Die Klavierspielerin (1983) von Elfriede Jelinek handelt von einer Künstlerin, die das Künstlertum von Kindheit an nur als eine Form der Tyrannei empfunden hat. Ihre Flucht vor dieser Tyrannei, ihre Flucht vor der Mutter hinein in das Leben, in sexuelle Perversionen, machen sie erneut abhängig. E. Jelinek beschreibt diese Folge von Abhängigkeiten. Sie urteilt nicht, sondern läßt die Erzählung für sich selbst sprechen.

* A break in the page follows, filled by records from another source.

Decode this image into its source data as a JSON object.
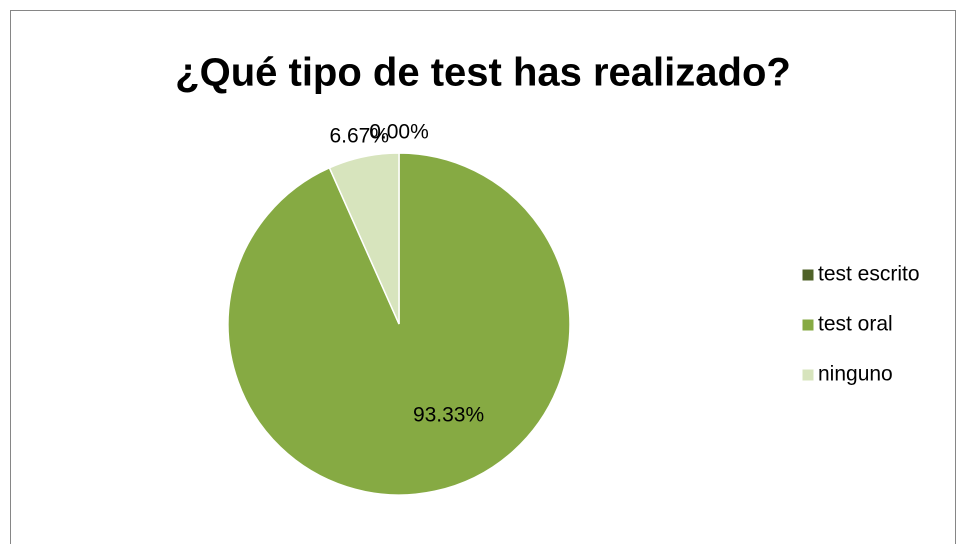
{
  "chart_data": {
    "type": "pie",
    "title": "¿Qué tipo de test has realizado?",
    "categories": [
      "test escrito",
      "test oral",
      "ninguno"
    ],
    "values": [
      0,
      93.33,
      6.67
    ],
    "value_labels": [
      "0.00%",
      "93.33%",
      "6.67%"
    ],
    "colors": [
      "#4f6228",
      "#86aa43",
      "#d7e4bd"
    ],
    "legend": "right"
  }
}
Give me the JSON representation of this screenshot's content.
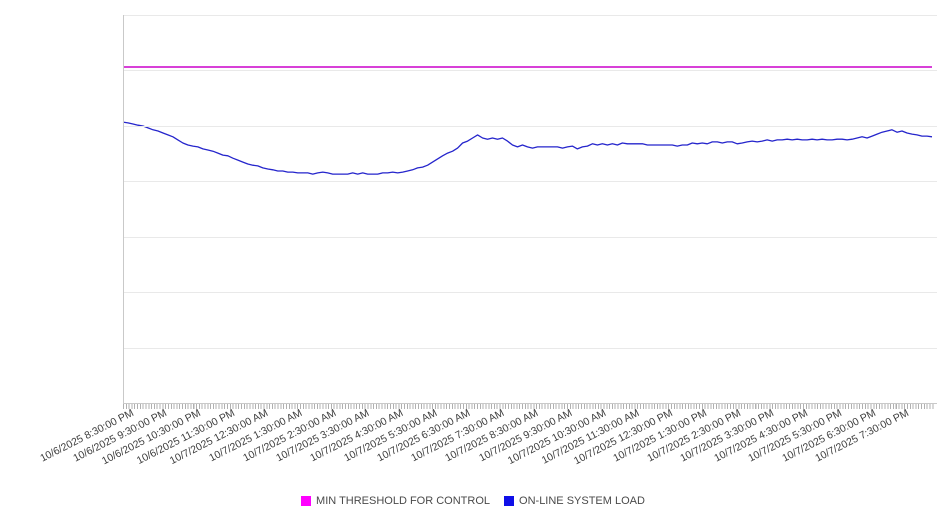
{
  "chart_data": {
    "type": "line",
    "title": "",
    "xlabel": "",
    "ylabel": "",
    "y_axis": {
      "labels_visible": false,
      "range": [
        0,
        100
      ],
      "units_note": "y-axis has no tick labels; values are relative units 0-100 estimated from gridlines",
      "gridline_count": 8,
      "grid_on": true
    },
    "x_axis": {
      "start": "10/6/2025 8:30:00 PM",
      "end": "10/7/2025 8:30:00 PM",
      "minor_ticks": "every ~5 minutes",
      "tick_labels": [
        "10/6/2025 8:30:00 PM",
        "10/6/2025 9:30:00 PM",
        "10/6/2025 10:30:00 PM",
        "10/6/2025 11:30:00 PM",
        "10/7/2025 12:30:00 AM",
        "10/7/2025 1:30:00 AM",
        "10/7/2025 2:30:00 AM",
        "10/7/2025 3:30:00 AM",
        "10/7/2025 4:30:00 AM",
        "10/7/2025 5:30:00 AM",
        "10/7/2025 6:30:00 AM",
        "10/7/2025 7:30:00 AM",
        "10/7/2025 8:30:00 AM",
        "10/7/2025 9:30:00 AM",
        "10/7/2025 10:30:00 AM",
        "10/7/2025 11:30:00 AM",
        "10/7/2025 12:30:00 PM",
        "10/7/2025 1:30:00 PM",
        "10/7/2025 2:30:00 PM",
        "10/7/2025 3:30:00 PM",
        "10/7/2025 4:30:00 PM",
        "10/7/2025 5:30:00 PM",
        "10/7/2025 6:30:00 PM",
        "10/7/2025 7:30:00 PM"
      ]
    },
    "series": [
      {
        "name": "MIN THRESHOLD FOR CONTROL",
        "type": "constant-threshold",
        "value": 86.6,
        "line_color": "#cc00cc"
      },
      {
        "name": "ON-LINE SYSTEM LOAD",
        "type": "line",
        "line_color": "#2525cc",
        "sample_interval_minutes": 8.9,
        "values": [
          72.4,
          72.2,
          71.9,
          71.6,
          71.4,
          70.9,
          70.4,
          70.1,
          69.6,
          69.1,
          68.6,
          67.8,
          67.0,
          66.5,
          66.2,
          66.0,
          65.5,
          65.2,
          64.9,
          64.4,
          63.9,
          63.7,
          63.1,
          62.6,
          62.1,
          61.6,
          61.3,
          61.1,
          60.6,
          60.3,
          60.1,
          59.8,
          59.8,
          59.5,
          59.5,
          59.3,
          59.3,
          59.3,
          59.0,
          59.3,
          59.5,
          59.3,
          59.0,
          59.0,
          59.0,
          59.0,
          59.3,
          59.0,
          59.3,
          59.0,
          59.0,
          59.0,
          59.3,
          59.3,
          59.5,
          59.3,
          59.5,
          59.8,
          60.1,
          60.6,
          60.8,
          61.3,
          62.1,
          62.9,
          63.7,
          64.4,
          64.9,
          65.7,
          67.0,
          67.5,
          68.3,
          69.1,
          68.3,
          68.0,
          68.3,
          68.0,
          68.3,
          67.5,
          66.5,
          66.0,
          66.5,
          66.0,
          65.7,
          66.0,
          66.0,
          66.0,
          66.0,
          66.0,
          65.7,
          66.0,
          66.2,
          65.5,
          66.0,
          66.2,
          66.8,
          66.5,
          66.8,
          66.5,
          66.8,
          66.5,
          67.0,
          66.8,
          66.8,
          66.8,
          66.8,
          66.5,
          66.5,
          66.5,
          66.5,
          66.5,
          66.5,
          66.2,
          66.5,
          66.5,
          67.0,
          66.8,
          67.0,
          66.8,
          67.3,
          67.3,
          67.0,
          67.3,
          67.3,
          66.8,
          67.0,
          67.3,
          67.5,
          67.3,
          67.5,
          67.8,
          67.5,
          67.8,
          67.8,
          68.0,
          67.8,
          68.0,
          67.8,
          67.8,
          68.0,
          67.8,
          68.0,
          67.8,
          67.8,
          68.0,
          68.0,
          67.8,
          68.0,
          68.3,
          68.6,
          68.3,
          68.8,
          69.3,
          69.8,
          70.1,
          70.4,
          69.8,
          70.1,
          69.6,
          69.3,
          69.1,
          68.8,
          68.8,
          68.6
        ]
      }
    ],
    "legend": {
      "position": "bottom-center",
      "entries": [
        {
          "label": "MIN THRESHOLD FOR CONTROL",
          "swatch_color": "#ff00ff"
        },
        {
          "label": "ON-LINE SYSTEM LOAD",
          "swatch_color": "#0f0fe8"
        }
      ]
    },
    "colors": {
      "gridline": "#e9e9e9",
      "axis_line": "#c9c9c9",
      "tick_marks": "#b0b0b0",
      "tick_label_text": "#3d3d3d",
      "legend_text": "#4a4a4a",
      "background": "#ffffff"
    }
  }
}
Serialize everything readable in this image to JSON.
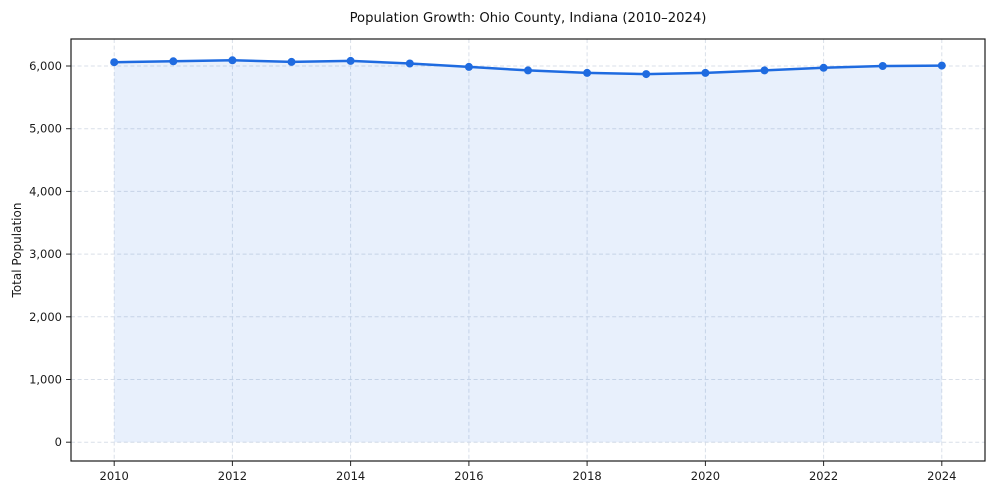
{
  "chart_data": {
    "type": "area",
    "title": "Population Growth: Ohio County, Indiana (2010–2024)",
    "xlabel": "",
    "ylabel": "Total Population",
    "x": [
      2010,
      2011,
      2012,
      2013,
      2014,
      2015,
      2016,
      2017,
      2018,
      2019,
      2020,
      2021,
      2022,
      2023,
      2024
    ],
    "series": [
      {
        "name": "Total Population",
        "values": [
          6060,
          6075,
          6090,
          6065,
          6080,
          6040,
          5985,
          5930,
          5890,
          5870,
          5890,
          5930,
          5970,
          6000,
          6005
        ]
      }
    ],
    "xticks": {
      "values": [
        2010,
        2012,
        2014,
        2016,
        2018,
        2020,
        2022,
        2024
      ],
      "labels": [
        "2010",
        "2012",
        "2014",
        "2016",
        "2018",
        "2020",
        "2022",
        "2024"
      ]
    },
    "yticks": {
      "values": [
        0,
        1000,
        2000,
        3000,
        4000,
        5000,
        6000
      ],
      "labels": [
        "0",
        "1,000",
        "2,000",
        "3,000",
        "4,000",
        "5,000",
        "6,000"
      ]
    },
    "xlim": [
      2009.27,
      2024.73
    ],
    "ylim": [
      -300,
      6430
    ],
    "grid": true,
    "legend": "none",
    "area_baseline": 0,
    "styles": {
      "line_color": "#1f6be0",
      "fill_color": "rgba(31,107,224,0.10)",
      "grid_color": "#d9dfe8",
      "axis_color": "#1a1a1a",
      "tick_color": "#262626",
      "tick_label_color": "#1a1a1a",
      "line_width": 2.5,
      "marker_size": 4
    }
  }
}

Eine Nähe zu Handke und den Einfluß des österreichischen Sprachphilosophen L. Wittgenstein kann man in den Gedichten und Erzählungen von J. Schutting erkennen. Der erste Gedichtband In der Sprache der Inseln (1973) beinhaltet,,Dinggedichte“, in denen sich die Begriffe oft von dem lösen, was sie bezeichnen. So entsteht eine,,inselselige“ Sprache, eine,,Sprache der Inseln“. Salzburg retour. Trauermusik: Thema und Variationen (1978) und Der Vater (1980) haben den Tod zum Thema. Melancholie und Trauer bestimmen die Erzählung Salzburg retour; in Der Vater wird die Beziehung einer Tochter zu ihrem Vater nach dessen Tod hinterfragt.

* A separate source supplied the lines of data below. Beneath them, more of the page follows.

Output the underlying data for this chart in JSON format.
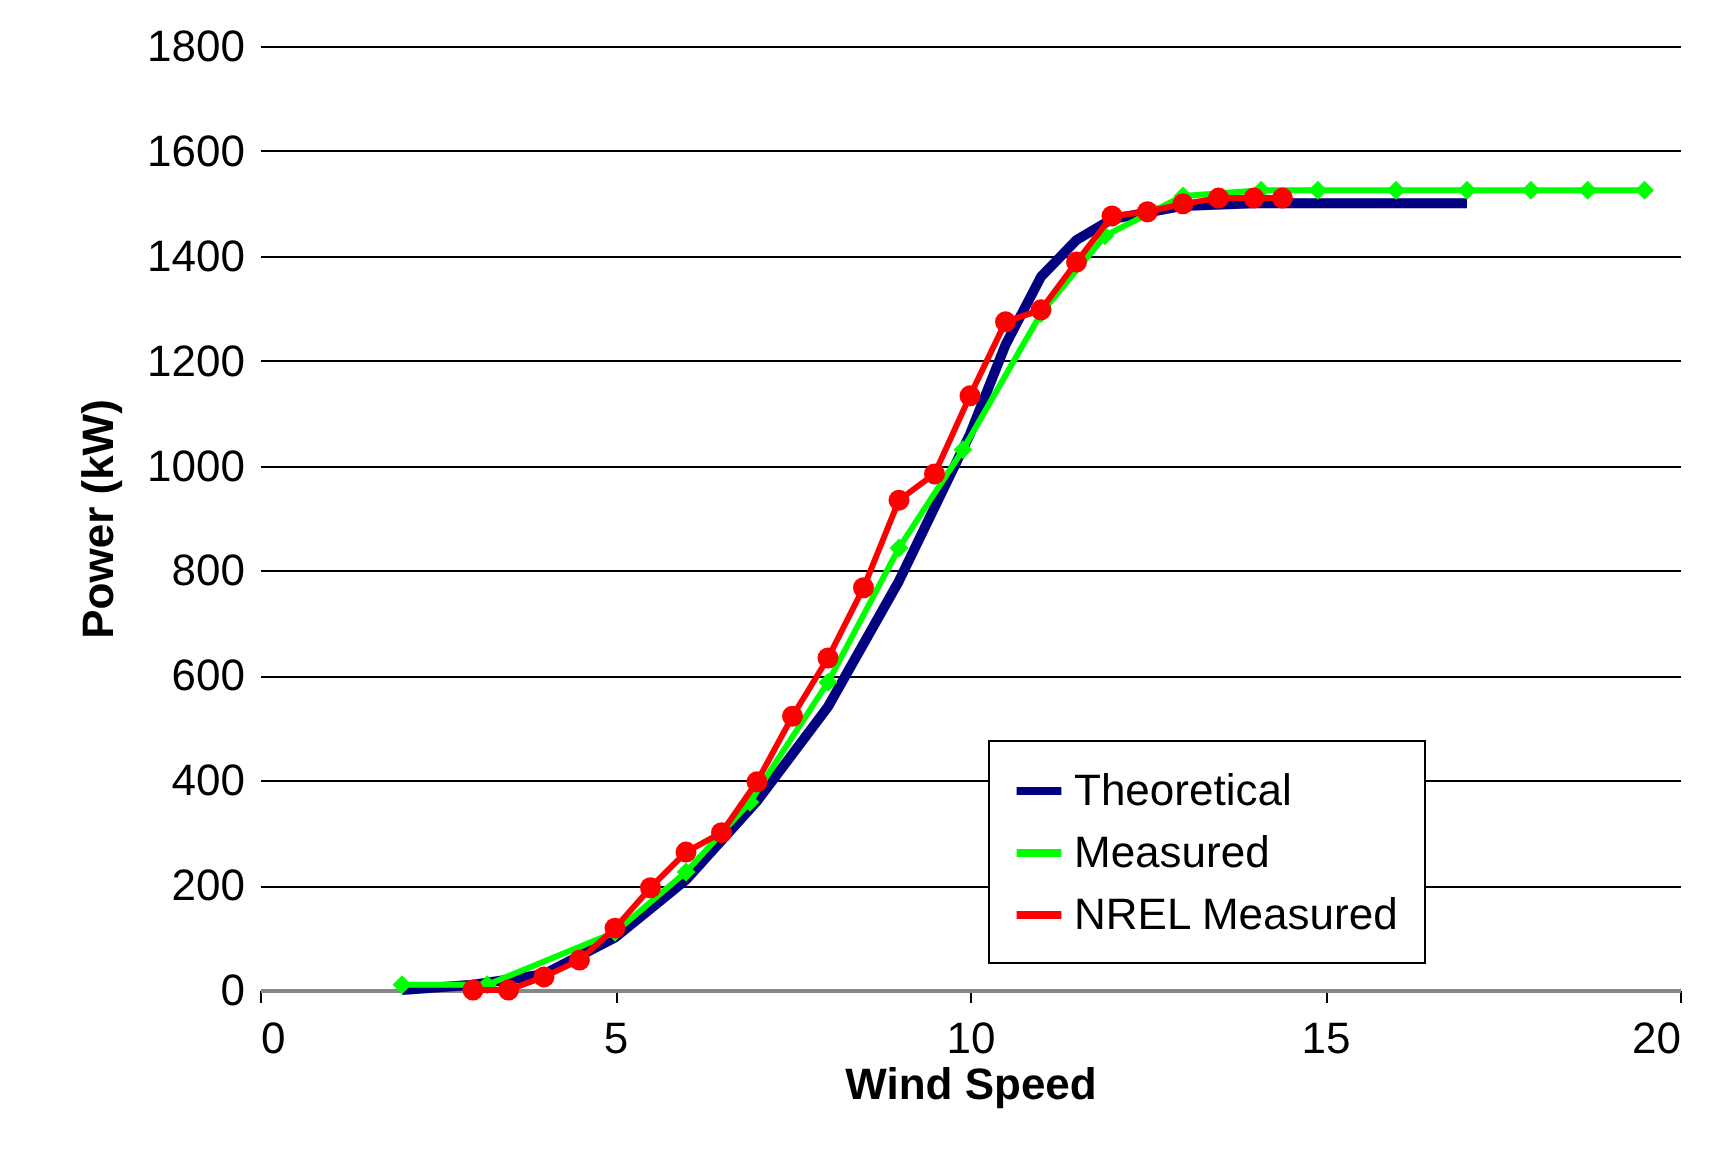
{
  "chart_data": {
    "type": "line",
    "xlabel": "Wind Speed",
    "ylabel": "Power (kW)",
    "xlim": [
      0,
      20
    ],
    "xticks": [
      0,
      5,
      10,
      15,
      20
    ],
    "ylim": [
      0,
      1800
    ],
    "yticks": [
      0,
      200,
      400,
      600,
      800,
      1000,
      1200,
      1400,
      1600,
      1800
    ],
    "grid": "y",
    "legend": "bottom right",
    "series": [
      {
        "name": "Theoretical",
        "color": "#000080",
        "marker": "none",
        "x": [
          2,
          3,
          4,
          5,
          6,
          7,
          8,
          9,
          10,
          10.5,
          11,
          11.5,
          12,
          13,
          14,
          17
        ],
        "values": [
          0,
          10,
          30,
          100,
          210,
          360,
          540,
          780,
          1060,
          1230,
          1360,
          1430,
          1470,
          1495,
          1500,
          1500
        ]
      },
      {
        "name": "Measured",
        "color": "#00ff00",
        "marker": "diamond",
        "x": [
          2,
          3.2,
          5,
          6,
          6.9,
          8,
          9,
          9.9,
          11,
          11.9,
          13,
          14.1,
          14.9,
          16,
          17,
          17.9,
          18.7,
          19.5
        ],
        "values": [
          10,
          10,
          110,
          225,
          358,
          587,
          843,
          1030,
          1290,
          1438,
          1514,
          1525,
          1525,
          1525,
          1525,
          1525,
          1525,
          1525
        ]
      },
      {
        "name": "NREL Measured",
        "color": "#ff0000",
        "marker": "circle",
        "x": [
          3,
          3.5,
          4,
          4.5,
          5,
          5.5,
          6,
          6.5,
          7,
          7.5,
          8,
          8.5,
          9,
          9.5,
          10,
          10.5,
          11,
          11.5,
          12,
          12.5,
          13,
          13.5,
          14,
          14.4
        ],
        "values": [
          0,
          0,
          25,
          57,
          118,
          195,
          263,
          300,
          397,
          522,
          633,
          767,
          934,
          984,
          1133,
          1274,
          1297,
          1388,
          1476,
          1484,
          1499,
          1510,
          1510,
          1510
        ]
      }
    ]
  }
}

Das gleiche Thema hat B. Schwaigers Roman Lange Abwesenheit (1978), in dem sie das langwierige Sterben ihres Vaters aus der Rückschau darstellt. Ihr Ich-Roman Wie kommt das Salz ins Meer (1977) zeigt den schleichenden Prozeß des Aktivwerdens einer jungen Frau.

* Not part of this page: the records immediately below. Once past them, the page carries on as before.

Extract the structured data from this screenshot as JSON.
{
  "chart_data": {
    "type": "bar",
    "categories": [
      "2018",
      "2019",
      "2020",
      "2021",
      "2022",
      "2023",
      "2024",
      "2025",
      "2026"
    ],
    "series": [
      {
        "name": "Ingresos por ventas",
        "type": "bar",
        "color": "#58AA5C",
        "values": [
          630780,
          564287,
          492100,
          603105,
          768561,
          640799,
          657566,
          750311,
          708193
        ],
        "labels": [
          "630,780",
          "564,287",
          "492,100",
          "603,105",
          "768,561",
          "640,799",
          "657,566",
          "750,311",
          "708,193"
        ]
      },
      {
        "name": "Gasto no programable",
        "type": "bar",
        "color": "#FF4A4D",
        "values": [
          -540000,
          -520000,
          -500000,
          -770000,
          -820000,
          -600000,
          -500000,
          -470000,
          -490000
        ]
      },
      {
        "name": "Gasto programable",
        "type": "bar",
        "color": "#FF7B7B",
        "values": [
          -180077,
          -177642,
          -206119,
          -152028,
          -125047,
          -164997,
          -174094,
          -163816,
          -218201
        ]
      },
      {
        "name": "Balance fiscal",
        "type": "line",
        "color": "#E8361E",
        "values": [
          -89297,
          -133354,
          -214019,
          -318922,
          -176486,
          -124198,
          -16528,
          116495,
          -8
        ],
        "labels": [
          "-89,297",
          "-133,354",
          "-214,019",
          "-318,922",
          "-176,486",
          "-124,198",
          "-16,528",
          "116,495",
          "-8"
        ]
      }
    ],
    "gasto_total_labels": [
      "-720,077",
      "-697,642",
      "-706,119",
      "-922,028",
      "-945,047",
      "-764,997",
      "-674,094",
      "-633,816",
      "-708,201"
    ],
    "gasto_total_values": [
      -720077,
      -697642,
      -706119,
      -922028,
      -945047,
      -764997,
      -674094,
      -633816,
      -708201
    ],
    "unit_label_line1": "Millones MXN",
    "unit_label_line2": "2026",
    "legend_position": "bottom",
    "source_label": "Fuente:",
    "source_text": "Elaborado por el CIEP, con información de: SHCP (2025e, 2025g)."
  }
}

Sie entwickelt sich vom „gedachten Nein“ bei ihrer Hochzeit hin zum „ausgesprochenen Nein“ bei der Scheidung von ihrem Mann. Nach anfänglichen Schwierigkeiten hat sich die junge Autorengeneration in Österreich durchgesetzt. Es gibt eine lebendige Literaturszene, von der gerade in den letzten Jahren eine Fülle von Anregungen und Innovationen für die gesamte deutschsprachige Literatur ausging. Viele der jungen Autoren stehen noch am Anfang ihrer literarischen Laufbahn. Eine weitere Beachtung der österreichischen Literatur verspricht interessante Entdeckungen.